Leo también vivió uno de los días más felices de su vida, porque además de ganarle a un rival inédito para él, se dio el gran gusto que se había dado Diego Maradona en 1986: regalarle al pueblo argentino este triunfo inolvidable. Y más ante el rival de toda la vida, más después de la tragedia ocurrida en 1982 con la guerra de Malvinas.
Argentina fue amo y señor de todo. Y en final puso las cosas en orden con los golazos de Enzo Fernández y Lautaro Martínez, dos bestias que sacaron a relucir su estipe letal cuando el reloj amenazaba con lo peor. Pero este equipo vaya si sabe de milagros y remontadas heroicas, pero esta fue la más especial, porque enfrente estaban ellos.
Un festejo loco de toda Argentina
Por eso el festejo loco de todo el estadio, el delirio total, el carnaval en las tribunas y las lágrimas colectivas que fueron difícil de contener. Por momentos en el estadio techado pareció abrirse una ventana para que Diego se sume al festejo desde el potrero del cielo.

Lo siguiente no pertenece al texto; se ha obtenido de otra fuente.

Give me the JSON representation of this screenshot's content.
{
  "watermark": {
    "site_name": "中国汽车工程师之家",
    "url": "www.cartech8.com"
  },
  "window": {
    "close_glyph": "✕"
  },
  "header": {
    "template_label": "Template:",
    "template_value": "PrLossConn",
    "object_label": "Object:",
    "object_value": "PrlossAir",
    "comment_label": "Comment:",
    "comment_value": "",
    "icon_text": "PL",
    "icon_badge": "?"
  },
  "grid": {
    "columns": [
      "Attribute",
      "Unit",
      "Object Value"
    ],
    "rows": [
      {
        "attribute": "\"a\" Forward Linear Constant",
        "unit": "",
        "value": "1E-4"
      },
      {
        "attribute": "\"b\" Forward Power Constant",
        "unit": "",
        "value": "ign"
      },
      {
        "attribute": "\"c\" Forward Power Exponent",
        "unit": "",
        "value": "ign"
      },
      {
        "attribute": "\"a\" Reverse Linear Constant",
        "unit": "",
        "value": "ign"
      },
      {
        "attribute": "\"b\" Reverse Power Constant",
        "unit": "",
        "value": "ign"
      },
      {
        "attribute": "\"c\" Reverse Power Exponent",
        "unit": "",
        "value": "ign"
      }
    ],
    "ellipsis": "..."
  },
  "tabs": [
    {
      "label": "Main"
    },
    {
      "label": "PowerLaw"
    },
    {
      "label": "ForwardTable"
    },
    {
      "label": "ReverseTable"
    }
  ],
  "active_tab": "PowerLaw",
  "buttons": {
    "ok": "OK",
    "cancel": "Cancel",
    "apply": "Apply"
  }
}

Argentina lo hizo de nuevo. Antes fue ante Cabo Verde, Egipto y Suiza, todas clasificaciones electrizantes, pero esta con Inglaterra es incomparable con lo anterior. Es el disfrute total. El gran gusto que todo el pueblo argentino quería degustar al máximo. Y encima fue también de manera dramática, así que vale doble. Quedó grabado entre los grandes hitos del fútbol argentino, que da un título, pero cotiza como oro. Como ante los ingleses en 1986 o frente a Brasil en Italia 1990.
Lo que viene es Nueva York. El próximo domingo ante el campeón de Europa, España, en lo sí será la verdadera Finalísima, la que no se jugó entre los actuales campeones continentales. Se dará nada menos que el Mundial 2026, aquí en Estados Unidos.
Y Leo Messi que sigue con ocho gritos en el Mundial y con a 21 en el récord en la competición, tendrá su última gran gala mundialista en el escenario mayor: la final de la Copa del Mundo. Dios fue más que justo con el rosarino, para muchos ya el mejor de todos los tiempos.
Terminó “el partido”. Y quedó ese recuerdo de la emoción de cuando se cantaron los himnos y flameó bien arriba la bandera argentina. Allí, fue imposible contener las lágrimas, lo mismo que ocurrió un par de horas después, cuando los jugadores revoleaban las camisetas de cara a los hinchas. Extendieron más la leyenda que ya protagonizan. Fue el día en que 40 años después todos fueron Maradona.